Es gibt übrigens für das verschieben ein Kriterium, von dem ich dachte es sei aus dem ersten skript ersichtlich. Für eine datei Nummer_blabla.jpg gibt es im Ziel einen Ordner Nummer_irgendwas. und dieser Ordner kann direkt in der ersten ebene oder aber auch in der dritten oder vierten ebene stehen. Aber da soll die Datei hin.

Aber erst einmal ein hertliches danke. Bin halt in Python total unerfahren.


----------



## Thomas Darimont (4. August 2004)

Hallo!



> Traceback (most recent call last):
> File "C:/Python23/hotfolder2.py", line 15, in -toplevel-
> srcFile = open(fileSrcPath,'r')
> IOError: [Errno 13] Permission denied: 'c:/hotfolder//Neuer Ordner



Bei mir funktioniert  das... hast du denn Code vielleicht abgeändert und versuchst ein Verzeichniss lesend zu öffnen? Dabei bekam ich eben diese Meldung...

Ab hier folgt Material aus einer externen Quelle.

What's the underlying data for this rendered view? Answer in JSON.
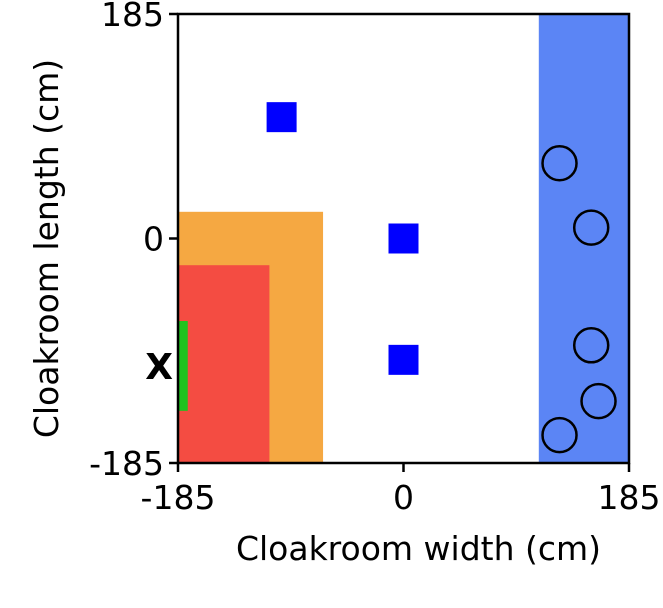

> Für eine datei Nummer_blabla.jpg gibt es im Ziel einen Ordner Nummer_irgendwas. und dieser Ordner kann direkt in der ersten ebene oder aber auch in der dritten oder vierten ebene stehen. Aber da soll die Datei hin.



D.h. die Datei : 4711_blablub.jpg soll in das Zielverzeichniss
...\4711_irgendwas als 4711_blablub.jpg abgelegt werden?
Kann es dort auch Mehrdeutigkeiten geben?
Oder gibt es beispielsweise immer nur ein Verzeichnis mit dem Präfix 4711 ?

Gruß Tom


----------



## Nimroy (4. August 2004)

Mehrdeutigeiten sind nicht gegeben.

und arbeitest du auf Linux oder Windows, so wie ich?
habe lediglich das Verzeichnis auf c:hotfolder und das Ziel auf d:ziel geändert.


----------



## Thomas Darimont (4. August 2004)

Hallo!

Here we are!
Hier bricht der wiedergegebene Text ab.